Em primeiro lugar, não é possível falar em privatização quando as organizações responsáveis pela administração desses hospitais são entidades de reconhecida expertise em gestão de saúde e tradição em filantropia no atendimento ao SUS e formação acadêmica em Medicina, como a Santa Casa de São Paulo, o Hospital Santa Catarina, a Universidade Federal de São Paulo e a Fundação Faculdade de Medicina da USP. Além disso, os hospitais, embora gerenciado por terceiros, continuam sendo patrimônio público, sob total responsabilidade do governo do Estado, atendendo integralmente e com eqüidade toda população que os procura.

Mensalmente, a secretaria recebe um relatório de cada unidade, especificando todos os gastos, além de indicadores de produção e satisfação da população com o atendimento. Depois, esse relatório é repassado trimestralmente ao Tribunal de Contas do Estado e ao Conselho de Acompanhamento dos Hospitais, composto por membros da sociedade civil, profissionais de renome e experiência no setor, representantes da Assembléia Legislativa e do Conselho Estadual de Saúde.

Sob o ponto de vista do atendimento ao cidadão, também não há um único indicador desfavorável às OSSs. Nunca é demais lembrar que o índice médio de aprovação desses hospitais entre os usuários é de 95%.

Além de atender bem, as OSSs estaduais atendem muito. Têm metas de quantidade e qualidade a cumprir. Estudo comparativo elaborado pela Fundação Oswaldo Cruz, em parceria com técnicos do Banco Mundial, com amostragem de 13 hospitais gerenciados por OSSs e outros 13 da administração direta, comprova o sucesso do modelo. Para se ter uma idéia, o custo médio de cada internação nas OSSs em 2004 foi de R$ 2.589, 25,1% menor que os R$ 3.455 verificados nos hospitais administrados diretamente pelo Estado.

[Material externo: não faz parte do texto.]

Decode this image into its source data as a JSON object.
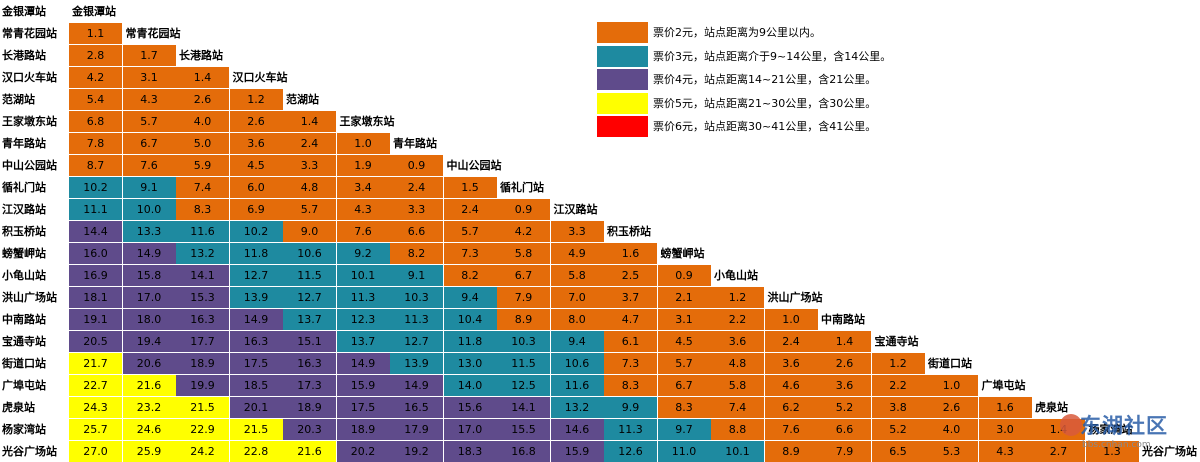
{
  "stations": [
    "金银潭站",
    "常青花园站",
    "长港路站",
    "汉口火车站",
    "范湖站",
    "王家墩东站",
    "青年路站",
    "中山公园站",
    "循礼门站",
    "江汉路站",
    "积玉桥站",
    "螃蟹岬站",
    "小龟山站",
    "洪山广场站",
    "中南路站",
    "宝通寺站",
    "街道口站",
    "广埠屯站",
    "虎泉站",
    "杨家湾站",
    "光谷广场站"
  ],
  "colors": {
    "tier1": "#e46c0a",
    "tier2": "#1e8aa0",
    "tier3": "#5f4b8b",
    "tier4": "#ffff00",
    "tier5": "#ff0000"
  },
  "legend": [
    {
      "color": "#e46c0a",
      "text": "票价2元，站点距离为9公里以内。"
    },
    {
      "color": "#1e8aa0",
      "text": "票价3元，站点距离介于9~14公里，含14公里。"
    },
    {
      "color": "#5f4b8b",
      "text": "票价4元，站点距离14~21公里，含21公里。"
    },
    {
      "color": "#ffff00",
      "text": "票价5元，站点距离21~30公里，含30公里。"
    },
    {
      "color": "#ff0000",
      "text": "票价6元，站点距离30~41公里，含41公里。"
    }
  ],
  "matrix": [
    [],
    [
      "1.1"
    ],
    [
      "2.8",
      "1.7"
    ],
    [
      "4.2",
      "3.1",
      "1.4"
    ],
    [
      "5.4",
      "4.3",
      "2.6",
      "1.2"
    ],
    [
      "6.8",
      "5.7",
      "4.0",
      "2.6",
      "1.4"
    ],
    [
      "7.8",
      "6.7",
      "5.0",
      "3.6",
      "2.4",
      "1.0"
    ],
    [
      "8.7",
      "7.6",
      "5.9",
      "4.5",
      "3.3",
      "1.9",
      "0.9"
    ],
    [
      "10.2",
      "9.1",
      "7.4",
      "6.0",
      "4.8",
      "3.4",
      "2.4",
      "1.5"
    ],
    [
      "11.1",
      "10.0",
      "8.3",
      "6.9",
      "5.7",
      "4.3",
      "3.3",
      "2.4",
      "0.9"
    ],
    [
      "14.4",
      "13.3",
      "11.6",
      "10.2",
      "9.0",
      "7.6",
      "6.6",
      "5.7",
      "4.2",
      "3.3"
    ],
    [
      "16.0",
      "14.9",
      "13.2",
      "11.8",
      "10.6",
      "9.2",
      "8.2",
      "7.3",
      "5.8",
      "4.9",
      "1.6"
    ],
    [
      "16.9",
      "15.8",
      "14.1",
      "12.7",
      "11.5",
      "10.1",
      "9.1",
      "8.2",
      "6.7",
      "5.8",
      "2.5",
      "0.9"
    ],
    [
      "18.1",
      "17.0",
      "15.3",
      "13.9",
      "12.7",
      "11.3",
      "10.3",
      "9.4",
      "7.9",
      "7.0",
      "3.7",
      "2.1",
      "1.2"
    ],
    [
      "19.1",
      "18.0",
      "16.3",
      "14.9",
      "13.7",
      "12.3",
      "11.3",
      "10.4",
      "8.9",
      "8.0",
      "4.7",
      "3.1",
      "2.2",
      "1.0"
    ],
    [
      "20.5",
      "19.4",
      "17.7",
      "16.3",
      "15.1",
      "13.7",
      "12.7",
      "11.8",
      "10.3",
      "9.4",
      "6.1",
      "4.5",
      "3.6",
      "2.4",
      "1.4"
    ],
    [
      "21.7",
      "20.6",
      "18.9",
      "17.5",
      "16.3",
      "14.9",
      "13.9",
      "13.0",
      "11.5",
      "10.6",
      "7.3",
      "5.7",
      "4.8",
      "3.6",
      "2.6",
      "1.2"
    ],
    [
      "22.7",
      "21.6",
      "19.9",
      "18.5",
      "17.3",
      "15.9",
      "14.9",
      "14.0",
      "12.5",
      "11.6",
      "8.3",
      "6.7",
      "5.8",
      "4.6",
      "3.6",
      "2.2",
      "1.0"
    ],
    [
      "24.3",
      "23.2",
      "21.5",
      "20.1",
      "18.9",
      "17.5",
      "16.5",
      "15.6",
      "14.1",
      "13.2",
      "9.9",
      "8.3",
      "7.4",
      "6.2",
      "5.2",
      "3.8",
      "2.6",
      "1.6"
    ],
    [
      "25.7",
      "24.6",
      "22.9",
      "21.5",
      "20.3",
      "18.9",
      "17.9",
      "17.0",
      "15.5",
      "14.6",
      "11.3",
      "9.7",
      "8.8",
      "7.6",
      "6.6",
      "5.2",
      "4.0",
      "3.0",
      "1.4"
    ],
    [
      "27.0",
      "25.9",
      "24.2",
      "22.8",
      "21.6",
      "20.2",
      "19.2",
      "18.3",
      "16.8",
      "15.9",
      "12.6",
      "11.0",
      "10.1",
      "8.9",
      "7.9",
      "6.5",
      "5.3",
      "4.3",
      "2.7",
      "1.3"
    ]
  ],
  "watermark": {
    "logo": "东湖社区",
    "url": "bbs.cnhan.com"
  }
}
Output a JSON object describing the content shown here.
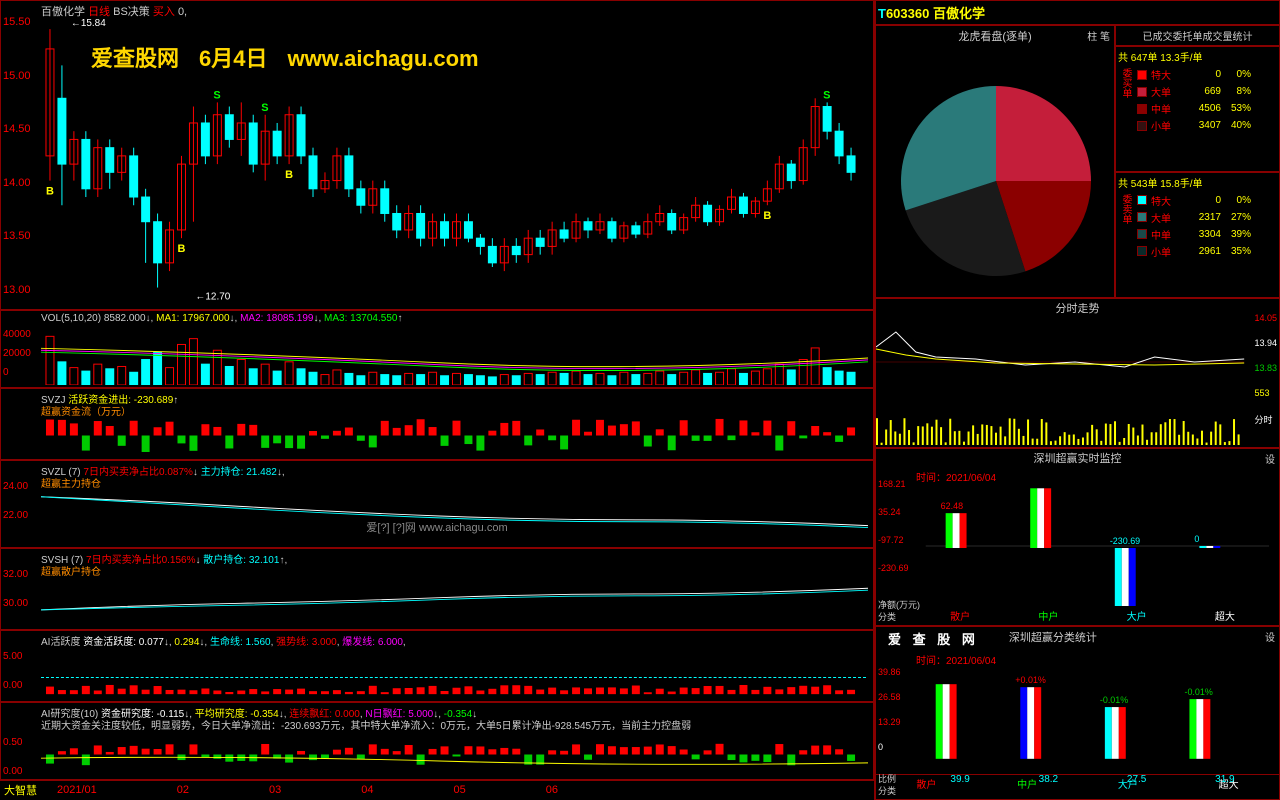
{
  "stock": {
    "code": "603360",
    "name": "百傲化学"
  },
  "watermark": {
    "site": "爱查股网",
    "date": "6月4日",
    "url": "www.aichagu.com"
  },
  "kline": {
    "title": "百傲化学",
    "period": "日线",
    "strategy": "BS决策",
    "action": "买入",
    "val": "0,",
    "yaxis": [
      "15.50",
      "15.00",
      "14.50",
      "14.00",
      "13.50",
      "13.00"
    ],
    "high_label": "15.84",
    "low_label": "12.70",
    "colors": {
      "up": "#ff0000",
      "down": "#00ffff",
      "bg": "#000000",
      "grid": "#333333"
    },
    "candles": [
      {
        "o": 14.3,
        "c": 15.6,
        "h": 15.84,
        "l": 14.0,
        "up": true
      },
      {
        "o": 15.0,
        "c": 14.2,
        "h": 15.4,
        "l": 13.7,
        "up": false
      },
      {
        "o": 14.2,
        "c": 14.5,
        "h": 14.6,
        "l": 14.0,
        "up": true
      },
      {
        "o": 14.5,
        "c": 13.9,
        "h": 14.6,
        "l": 13.8,
        "up": false
      },
      {
        "o": 13.9,
        "c": 14.4,
        "h": 14.5,
        "l": 13.8,
        "up": true
      },
      {
        "o": 14.4,
        "c": 14.1,
        "h": 14.5,
        "l": 13.9,
        "up": false
      },
      {
        "o": 14.1,
        "c": 14.3,
        "h": 14.4,
        "l": 14.0,
        "up": true
      },
      {
        "o": 14.3,
        "c": 13.8,
        "h": 14.4,
        "l": 13.7,
        "up": false
      },
      {
        "o": 13.8,
        "c": 13.5,
        "h": 13.9,
        "l": 13.0,
        "up": false
      },
      {
        "o": 13.5,
        "c": 13.0,
        "h": 13.6,
        "l": 12.7,
        "up": false
      },
      {
        "o": 13.0,
        "c": 13.4,
        "h": 13.5,
        "l": 12.9,
        "up": true
      },
      {
        "o": 13.4,
        "c": 14.2,
        "h": 14.3,
        "l": 13.3,
        "up": true
      },
      {
        "o": 14.2,
        "c": 14.7,
        "h": 14.9,
        "l": 13.5,
        "up": true
      },
      {
        "o": 14.7,
        "c": 14.3,
        "h": 14.8,
        "l": 14.2,
        "up": false
      },
      {
        "o": 14.3,
        "c": 14.8,
        "h": 14.95,
        "l": 14.2,
        "up": true
      },
      {
        "o": 14.8,
        "c": 14.5,
        "h": 14.9,
        "l": 14.4,
        "up": false
      },
      {
        "o": 14.5,
        "c": 14.7,
        "h": 14.95,
        "l": 14.3,
        "up": true
      },
      {
        "o": 14.7,
        "c": 14.2,
        "h": 14.8,
        "l": 14.1,
        "up": false
      },
      {
        "o": 14.2,
        "c": 14.6,
        "h": 14.8,
        "l": 14.0,
        "up": true
      },
      {
        "o": 14.6,
        "c": 14.3,
        "h": 14.7,
        "l": 14.2,
        "up": false
      },
      {
        "o": 14.3,
        "c": 14.8,
        "h": 14.9,
        "l": 14.2,
        "up": true
      },
      {
        "o": 14.8,
        "c": 14.3,
        "h": 14.9,
        "l": 14.2,
        "up": false
      },
      {
        "o": 14.3,
        "c": 13.9,
        "h": 14.4,
        "l": 13.8,
        "up": false
      },
      {
        "o": 13.9,
        "c": 14.0,
        "h": 14.1,
        "l": 13.85,
        "up": true
      },
      {
        "o": 14.0,
        "c": 14.3,
        "h": 14.4,
        "l": 13.9,
        "up": true
      },
      {
        "o": 14.3,
        "c": 13.9,
        "h": 14.4,
        "l": 13.8,
        "up": false
      },
      {
        "o": 13.9,
        "c": 13.7,
        "h": 14.0,
        "l": 13.6,
        "up": false
      },
      {
        "o": 13.7,
        "c": 13.9,
        "h": 14.0,
        "l": 13.6,
        "up": true
      },
      {
        "o": 13.9,
        "c": 13.6,
        "h": 14.0,
        "l": 13.5,
        "up": false
      },
      {
        "o": 13.6,
        "c": 13.4,
        "h": 13.7,
        "l": 13.3,
        "up": false
      },
      {
        "o": 13.4,
        "c": 13.6,
        "h": 13.7,
        "l": 13.3,
        "up": true
      },
      {
        "o": 13.6,
        "c": 13.3,
        "h": 13.7,
        "l": 13.2,
        "up": false
      },
      {
        "o": 13.3,
        "c": 13.5,
        "h": 13.6,
        "l": 13.2,
        "up": true
      },
      {
        "o": 13.5,
        "c": 13.3,
        "h": 13.6,
        "l": 13.2,
        "up": false
      },
      {
        "o": 13.3,
        "c": 13.5,
        "h": 13.6,
        "l": 13.2,
        "up": true
      },
      {
        "o": 13.5,
        "c": 13.3,
        "h": 13.6,
        "l": 13.25,
        "up": false
      },
      {
        "o": 13.3,
        "c": 13.2,
        "h": 13.35,
        "l": 13.1,
        "up": false
      },
      {
        "o": 13.2,
        "c": 13.0,
        "h": 13.3,
        "l": 12.95,
        "up": false
      },
      {
        "o": 13.0,
        "c": 13.2,
        "h": 13.3,
        "l": 12.9,
        "up": true
      },
      {
        "o": 13.2,
        "c": 13.1,
        "h": 13.3,
        "l": 13.0,
        "up": false
      },
      {
        "o": 13.1,
        "c": 13.3,
        "h": 13.4,
        "l": 13.0,
        "up": true
      },
      {
        "o": 13.3,
        "c": 13.2,
        "h": 13.4,
        "l": 13.1,
        "up": false
      },
      {
        "o": 13.2,
        "c": 13.4,
        "h": 13.5,
        "l": 13.1,
        "up": true
      },
      {
        "o": 13.4,
        "c": 13.3,
        "h": 13.5,
        "l": 13.25,
        "up": false
      },
      {
        "o": 13.3,
        "c": 13.5,
        "h": 13.6,
        "l": 13.25,
        "up": true
      },
      {
        "o": 13.5,
        "c": 13.4,
        "h": 13.55,
        "l": 13.3,
        "up": false
      },
      {
        "o": 13.4,
        "c": 13.5,
        "h": 13.6,
        "l": 13.35,
        "up": true
      },
      {
        "o": 13.5,
        "c": 13.3,
        "h": 13.55,
        "l": 13.25,
        "up": false
      },
      {
        "o": 13.3,
        "c": 13.45,
        "h": 13.5,
        "l": 13.25,
        "up": true
      },
      {
        "o": 13.45,
        "c": 13.35,
        "h": 13.5,
        "l": 13.3,
        "up": false
      },
      {
        "o": 13.35,
        "c": 13.5,
        "h": 13.6,
        "l": 13.3,
        "up": true
      },
      {
        "o": 13.5,
        "c": 13.6,
        "h": 13.7,
        "l": 13.45,
        "up": true
      },
      {
        "o": 13.6,
        "c": 13.4,
        "h": 13.65,
        "l": 13.35,
        "up": false
      },
      {
        "o": 13.4,
        "c": 13.55,
        "h": 13.6,
        "l": 13.35,
        "up": true
      },
      {
        "o": 13.55,
        "c": 13.7,
        "h": 13.8,
        "l": 13.5,
        "up": true
      },
      {
        "o": 13.7,
        "c": 13.5,
        "h": 13.75,
        "l": 13.45,
        "up": false
      },
      {
        "o": 13.5,
        "c": 13.65,
        "h": 13.7,
        "l": 13.45,
        "up": true
      },
      {
        "o": 13.65,
        "c": 13.8,
        "h": 13.9,
        "l": 13.6,
        "up": true
      },
      {
        "o": 13.8,
        "c": 13.6,
        "h": 13.85,
        "l": 13.55,
        "up": false
      },
      {
        "o": 13.6,
        "c": 13.75,
        "h": 13.8,
        "l": 13.55,
        "up": true
      },
      {
        "o": 13.75,
        "c": 13.9,
        "h": 14.0,
        "l": 13.7,
        "up": true
      },
      {
        "o": 13.9,
        "c": 14.2,
        "h": 14.3,
        "l": 13.85,
        "up": true
      },
      {
        "o": 14.2,
        "c": 14.0,
        "h": 14.25,
        "l": 13.9,
        "up": false
      },
      {
        "o": 14.0,
        "c": 14.4,
        "h": 14.5,
        "l": 13.95,
        "up": true
      },
      {
        "o": 14.4,
        "c": 14.9,
        "h": 15.0,
        "l": 14.3,
        "up": true
      },
      {
        "o": 14.9,
        "c": 14.6,
        "h": 14.95,
        "l": 14.5,
        "up": false
      },
      {
        "o": 14.6,
        "c": 14.3,
        "h": 14.7,
        "l": 14.2,
        "up": false
      },
      {
        "o": 14.3,
        "c": 14.1,
        "h": 14.4,
        "l": 14.0,
        "up": false
      }
    ]
  },
  "vol": {
    "label": "VOL(5,10,20)",
    "val": "8582.000",
    "ma1_lbl": "MA1:",
    "ma1": "17967.000",
    "ma2_lbl": "MA2:",
    "ma2": "18085.199",
    "ma3_lbl": "MA3:",
    "ma3": "13704.550",
    "yaxis": [
      "40000",
      "20000",
      "0"
    ],
    "bars": [
      42,
      20,
      15,
      12,
      18,
      14,
      16,
      11,
      22,
      28,
      15,
      35,
      40,
      18,
      30,
      16,
      22,
      14,
      18,
      12,
      20,
      14,
      11,
      9,
      13,
      10,
      8,
      11,
      9,
      8,
      10,
      9,
      11,
      8,
      10,
      9,
      8,
      7,
      9,
      8,
      10,
      9,
      11,
      10,
      12,
      9,
      10,
      8,
      11,
      9,
      10,
      12,
      9,
      11,
      13,
      10,
      11,
      14,
      10,
      12,
      14,
      18,
      13,
      22,
      32,
      15,
      12,
      11
    ],
    "bar_up": [
      1,
      0,
      1,
      0,
      1,
      0,
      1,
      0,
      0,
      0,
      1,
      1,
      1,
      0,
      1,
      0,
      1,
      0,
      1,
      0,
      1,
      0,
      0,
      1,
      1,
      0,
      0,
      1,
      0,
      0,
      1,
      0,
      1,
      0,
      1,
      0,
      0,
      0,
      1,
      0,
      1,
      0,
      1,
      0,
      1,
      0,
      1,
      0,
      1,
      0,
      1,
      1,
      0,
      1,
      1,
      0,
      1,
      1,
      0,
      1,
      1,
      1,
      0,
      1,
      1,
      0,
      0,
      0
    ]
  },
  "svzj": {
    "label": "SVZJ",
    "t1": "活跃资金进出:",
    "v1": "-230.689",
    "sub": "超赢资金流（万元）"
  },
  "svzl": {
    "label": "SVZL (7)",
    "t1": "7日内买卖净占比",
    "v1": "0.087%",
    "t2": "主力持仓:",
    "v2": "21.482",
    "sub": "超赢主力持仓",
    "yaxis": [
      "24.00",
      "22.00"
    ]
  },
  "svsh": {
    "label": "SVSH (7)",
    "t1": "7日内买卖净占比",
    "v1": "0.156%",
    "t2": "散户持仓:",
    "v2": "32.101",
    "sub": "超赢散户持仓",
    "yaxis": [
      "32.00",
      "30.00"
    ]
  },
  "aihy": {
    "label": "AI活跃度",
    "t1": "资金活跃度:",
    "v1": "0.077",
    "v2": "0.294",
    "t3": "生命线:",
    "v3": "1.560",
    "t4": "强势线:",
    "v4": "3.000",
    "t5": "爆发线:",
    "v5": "6.000",
    "yaxis": [
      "5.00",
      "0.00"
    ]
  },
  "aiyj": {
    "label": "AI研究度(10)",
    "t1": "资金研究度:",
    "v1": "-0.115",
    "t2": "平均研究度:",
    "v2": "-0.354",
    "t3": "连续飘红:",
    "v3": "0.000",
    "t4": "N日飘红:",
    "v4": "5.000",
    "v5": "-0.354",
    "txt": "近期大资金关注度较低，明显弱势，今日大单净流出：-230.693万元，其中特大单净流入：0万元，大单5日累计净出-928.545万元，当前主力控盘弱",
    "yaxis": [
      "0.50",
      "0.00"
    ]
  },
  "footer": {
    "app": "大智慧",
    "months": [
      "2021/01",
      "02",
      "03",
      "04",
      "05",
      "06"
    ]
  },
  "pie": {
    "title": "龙虎看盘(逐单)",
    "opts": "柱  笔",
    "slices": [
      {
        "color": "#c41e3a",
        "pct": 25,
        "start": 0
      },
      {
        "color": "#8b0000",
        "pct": 20,
        "start": 25
      },
      {
        "color": "#1a1a1a",
        "pct": 25,
        "start": 45
      },
      {
        "color": "#2a7a7a",
        "pct": 30,
        "start": 70
      }
    ]
  },
  "buystats": {
    "title": "已成交委托单成交量统计",
    "hdr": "共 647单 13.3手/单",
    "side": "委买单",
    "rows": [
      {
        "c": "#ff0000",
        "lbl": "特大",
        "v1": "0",
        "v2": "0%"
      },
      {
        "c": "#c41e3a",
        "lbl": "大单",
        "v1": "669",
        "v2": "8%"
      },
      {
        "c": "#8b0000",
        "lbl": "中单",
        "v1": "4506",
        "v2": "53%"
      },
      {
        "c": "#331111",
        "lbl": "小单",
        "v1": "3407",
        "v2": "40%"
      }
    ]
  },
  "sellstats": {
    "hdr": "共 543单 15.8手/单",
    "side": "委卖单",
    "rows": [
      {
        "c": "#00ffff",
        "lbl": "特大",
        "v1": "0",
        "v2": "0%"
      },
      {
        "c": "#2a7a7a",
        "lbl": "大单",
        "v1": "2317",
        "v2": "27%"
      },
      {
        "c": "#1a4a4a",
        "lbl": "中单",
        "v1": "3304",
        "v2": "39%"
      },
      {
        "c": "#0a2a2a",
        "lbl": "小单",
        "v1": "2961",
        "v2": "35%"
      }
    ]
  },
  "fenshi": {
    "title": "分时走势",
    "yaxis": [
      {
        "v": "14.05",
        "c": "r"
      },
      {
        "v": "13.94",
        "c": "w"
      },
      {
        "v": "13.83",
        "c": "g"
      },
      {
        "v": "553",
        "c": "y"
      },
      {
        "v": "分时",
        "c": "w"
      }
    ]
  },
  "sz1": {
    "title": "深圳超赢实时监控",
    "time": "时间：2021/06/04",
    "set": "设",
    "yaxis": [
      "168.21",
      "35.24",
      "-97.72",
      "-230.69"
    ],
    "bars": [
      {
        "lbl": "散户",
        "v": "62.48",
        "c1": "#0f0",
        "c2": "#fff",
        "c3": "#f00",
        "h": 35,
        "y": 55
      },
      {
        "lbl": "中户",
        "v": "168.21",
        "c1": "#0f0",
        "c2": "#fff",
        "c3": "#f00",
        "h": 60,
        "y": 30
      },
      {
        "lbl": "大户",
        "v": "-230.69",
        "c1": "#0ff",
        "c2": "#fff",
        "c3": "#00f",
        "h": 60,
        "y": 90
      },
      {
        "lbl": "超大",
        "v": "0",
        "c1": "#0ff",
        "c2": "#fff",
        "c3": "#00f",
        "h": 2,
        "y": 88
      }
    ],
    "bottom": "净额(万元)",
    "cat": "分类"
  },
  "sz2": {
    "t1": "爱 查 股 网",
    "t2": "深圳超赢分类统计",
    "time": "时间：2021/06/04",
    "set": "设",
    "yaxis": [
      "39.86",
      "26.58",
      "13.29",
      "0"
    ],
    "bars": [
      {
        "lbl": "散户",
        "v": "39.9",
        "pct": "",
        "c1": "#0f0",
        "c2": "#fff",
        "c3": "#f00",
        "h": 75
      },
      {
        "lbl": "中户",
        "v": "38.2",
        "pct": "+0.01%",
        "c1": "#00f",
        "c2": "#fff",
        "c3": "#f00",
        "h": 72
      },
      {
        "lbl": "大户",
        "v": "27.5",
        "pct": "-0.01%",
        "c1": "#0ff",
        "c2": "#fff",
        "c3": "#f00",
        "h": 52
      },
      {
        "lbl": "超大",
        "v": "31.9",
        "pct": "-0.01%",
        "c1": "#0f0",
        "c2": "#fff",
        "c3": "#f00",
        "h": 60
      }
    ],
    "bottom": "比例",
    "cat": "分类"
  },
  "watermark2": {
    "txt": "爱[?]   [?]网      www.aichagu.com"
  }
}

O levantamento ainda apontou que esses hospitais internaram 159 mil pacientes no ano passado, 43,2% mais do que as 111 mil internações nos hospitais de administração direta. Um detalhe: o orçamento para ambos foi praticamente igual, o que significa dizer que as OSSs atenderam mais com o mesmo dinheiro.

Era possível prever que os hospitais geridos por Organizações Sociais tivessem um desempenho melhor que os demais. Essas unidades, livres de alguns entraves burocráticos inerentes à administração estatal, possuem ferramentas ágeis para o gerenciamento do quadro de funcionários e aquisição de medicamentos e insumos hospitalares. Se não fossem mais eficientes, algo estaria muito errado.

A qualidade na gestão dos hospitais tem sido comprovada por prêmios. Seis dessas unidades são reconhecidas pelo Ministério da Saúde com o Certificado de Acreditação. Estudos do Banco Mundial apontam que "é vantajoso ampliar a alocação de recursos no modelo de OSSs caso se busque ampliar a eficiência e a qualidade do gasto público na prestação de serviços hospitalares".

Com base na experiência positiva das OSSs, a secretaria tem procurado estender esse conceito aos outros hospitais de administração direta, sem transferir sua gestão a terceiros, mas aplicando algumas regras do modelo, como o contrato de gestão e as metas de quantidade e qualidade.

Julgamos, portanto, salutar a intenção da Prefeitura de São Paulo de adotar o modelo de OSSs do governo do Estado nos hospitais municipais. Quem sairá ganhando serão, sem dúvida, os cidadãos paulistanos.